Re: Out of Memory 2.
by BrowserUk (Patriarch) on Oct 25, 2008 at 23:40 UTC

    You are running out of memory because your program requires more virtual memory to complete, than your computer is capable of supplying!

    At byte offset 113864 of your equation (the original, fully expanded one with numeric symbols):

    ...,15618,+,15619,+,15620,15621,15622,+,x,+,x,+,x,+,x,15623,15624,1562 +5,... 113864..............................................^

    Where (using my best yet compression technique described below), your equation calls for the multiplication of two additive (+) terms containing 22665 & 186 subterms respectively resulting in a subterm containing 3.8 million terms.

    This subterm is next used at offset 113952:

    ...,x,15630,x,15631,x,15632,x,15633,x,+,x,+,x 113952..................................^

    where it is multiplied by another with 6 terms to produce a resultant containing 22,846,320 (+)terms. But, at the point where this caclulation starts, even with compression and token cache substitutions, the process is already consuming 1.7GB!

    I estimate that it would require at least 6GB to complete that expansion. And there are two more to go! Obviously, with 32-bit machines being limited to (at most) 3GB of virtual memory per process, this is not going to work.

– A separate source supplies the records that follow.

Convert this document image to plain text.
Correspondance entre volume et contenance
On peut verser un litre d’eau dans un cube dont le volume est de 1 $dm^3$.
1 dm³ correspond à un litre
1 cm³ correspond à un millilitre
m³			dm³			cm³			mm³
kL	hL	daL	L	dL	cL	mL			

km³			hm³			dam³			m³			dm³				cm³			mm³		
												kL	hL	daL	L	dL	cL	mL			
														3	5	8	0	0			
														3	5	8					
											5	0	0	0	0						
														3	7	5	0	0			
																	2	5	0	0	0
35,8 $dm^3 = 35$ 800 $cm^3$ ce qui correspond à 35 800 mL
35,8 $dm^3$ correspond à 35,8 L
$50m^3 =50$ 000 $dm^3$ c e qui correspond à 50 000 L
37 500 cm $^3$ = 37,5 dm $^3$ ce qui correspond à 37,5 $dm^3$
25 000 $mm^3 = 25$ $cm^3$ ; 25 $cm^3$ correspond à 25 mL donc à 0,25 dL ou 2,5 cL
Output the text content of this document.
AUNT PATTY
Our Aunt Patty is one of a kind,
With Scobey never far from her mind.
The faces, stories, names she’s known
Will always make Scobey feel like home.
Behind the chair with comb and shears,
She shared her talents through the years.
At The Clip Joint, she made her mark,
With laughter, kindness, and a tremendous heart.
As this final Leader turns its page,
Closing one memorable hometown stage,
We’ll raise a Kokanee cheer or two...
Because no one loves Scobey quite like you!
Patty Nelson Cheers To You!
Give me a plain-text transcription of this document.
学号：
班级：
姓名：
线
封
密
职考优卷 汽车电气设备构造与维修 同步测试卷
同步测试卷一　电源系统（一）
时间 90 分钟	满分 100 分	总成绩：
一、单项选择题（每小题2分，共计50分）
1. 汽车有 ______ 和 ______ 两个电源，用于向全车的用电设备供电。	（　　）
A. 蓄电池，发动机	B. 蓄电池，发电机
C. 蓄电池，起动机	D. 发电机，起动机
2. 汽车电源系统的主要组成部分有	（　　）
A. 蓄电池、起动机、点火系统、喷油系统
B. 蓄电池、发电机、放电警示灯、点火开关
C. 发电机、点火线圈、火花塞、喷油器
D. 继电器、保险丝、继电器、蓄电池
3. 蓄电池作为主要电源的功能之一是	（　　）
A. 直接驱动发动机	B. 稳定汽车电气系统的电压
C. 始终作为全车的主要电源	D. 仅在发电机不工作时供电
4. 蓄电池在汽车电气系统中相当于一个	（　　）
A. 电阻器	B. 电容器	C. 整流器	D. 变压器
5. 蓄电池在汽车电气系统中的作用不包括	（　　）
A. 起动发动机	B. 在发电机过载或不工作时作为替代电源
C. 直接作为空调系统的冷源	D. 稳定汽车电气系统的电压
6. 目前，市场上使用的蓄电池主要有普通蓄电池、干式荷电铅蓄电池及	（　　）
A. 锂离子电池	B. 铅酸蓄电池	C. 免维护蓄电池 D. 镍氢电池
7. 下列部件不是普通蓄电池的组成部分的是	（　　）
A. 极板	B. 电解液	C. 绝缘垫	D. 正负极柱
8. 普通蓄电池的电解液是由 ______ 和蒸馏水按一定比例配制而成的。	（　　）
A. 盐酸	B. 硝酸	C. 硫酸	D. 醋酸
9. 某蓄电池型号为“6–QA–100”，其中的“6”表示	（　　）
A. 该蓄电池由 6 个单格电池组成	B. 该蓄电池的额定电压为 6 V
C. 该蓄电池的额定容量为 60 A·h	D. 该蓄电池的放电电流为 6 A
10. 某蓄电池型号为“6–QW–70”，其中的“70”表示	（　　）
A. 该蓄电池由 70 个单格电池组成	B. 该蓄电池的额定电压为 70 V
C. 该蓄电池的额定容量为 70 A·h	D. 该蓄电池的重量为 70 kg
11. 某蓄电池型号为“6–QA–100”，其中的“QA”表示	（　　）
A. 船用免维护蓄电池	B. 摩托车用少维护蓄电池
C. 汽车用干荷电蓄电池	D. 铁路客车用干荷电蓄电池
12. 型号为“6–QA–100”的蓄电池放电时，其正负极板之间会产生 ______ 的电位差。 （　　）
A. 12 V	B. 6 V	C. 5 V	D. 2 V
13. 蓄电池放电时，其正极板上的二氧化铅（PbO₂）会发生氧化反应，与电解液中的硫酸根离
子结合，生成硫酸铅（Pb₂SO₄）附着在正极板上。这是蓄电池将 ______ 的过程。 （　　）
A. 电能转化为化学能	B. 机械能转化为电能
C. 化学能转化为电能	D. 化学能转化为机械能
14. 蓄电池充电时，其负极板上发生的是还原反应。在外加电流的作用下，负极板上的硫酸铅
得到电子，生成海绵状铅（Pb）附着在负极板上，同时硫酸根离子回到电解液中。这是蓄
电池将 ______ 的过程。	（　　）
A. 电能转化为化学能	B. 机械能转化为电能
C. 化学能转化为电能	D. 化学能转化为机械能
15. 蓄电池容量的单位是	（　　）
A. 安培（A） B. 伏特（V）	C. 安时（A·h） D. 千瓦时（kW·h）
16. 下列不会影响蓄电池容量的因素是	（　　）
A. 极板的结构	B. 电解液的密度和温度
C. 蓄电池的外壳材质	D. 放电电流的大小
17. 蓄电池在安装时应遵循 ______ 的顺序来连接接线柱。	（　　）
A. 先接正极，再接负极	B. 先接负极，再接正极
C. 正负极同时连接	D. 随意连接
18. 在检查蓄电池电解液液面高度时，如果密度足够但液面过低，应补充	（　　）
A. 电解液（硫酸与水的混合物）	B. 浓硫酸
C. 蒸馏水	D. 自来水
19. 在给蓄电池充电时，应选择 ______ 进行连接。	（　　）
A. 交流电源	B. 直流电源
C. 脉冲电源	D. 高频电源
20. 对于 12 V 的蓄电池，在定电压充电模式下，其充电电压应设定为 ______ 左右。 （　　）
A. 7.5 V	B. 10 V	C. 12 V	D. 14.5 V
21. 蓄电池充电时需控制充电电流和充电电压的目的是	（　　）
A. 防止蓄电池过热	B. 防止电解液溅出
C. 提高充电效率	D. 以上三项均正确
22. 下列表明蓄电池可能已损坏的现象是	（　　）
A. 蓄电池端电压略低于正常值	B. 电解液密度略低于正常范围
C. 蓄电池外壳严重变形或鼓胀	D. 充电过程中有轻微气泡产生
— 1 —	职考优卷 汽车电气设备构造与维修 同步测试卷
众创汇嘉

    My DB/SQL skills are more dormant than real at this stage, but I do not see any easy (or hard) way of using a DB for this. Maybe if you re-described the operation of your postfix expression evaluator, someone with greater DB foo than me could see a way to approach this. I do not expect it would be very fast though.

    Other solutions

    One possibility is to move your application to a well specified 64-bit machine with say 8GB of ram.

    Another it to start caching the intermediate terms to disk. Besides being very slow, the more I think about this, the harder it gets. Essentially you would have to load the smaller of the next two terms from a disk based stack(??How to implement??), into memory, break it to its subterms, and then read the larger in, subterm by subterm, and output the result back to disk on the fly. Distinctly non-trivial.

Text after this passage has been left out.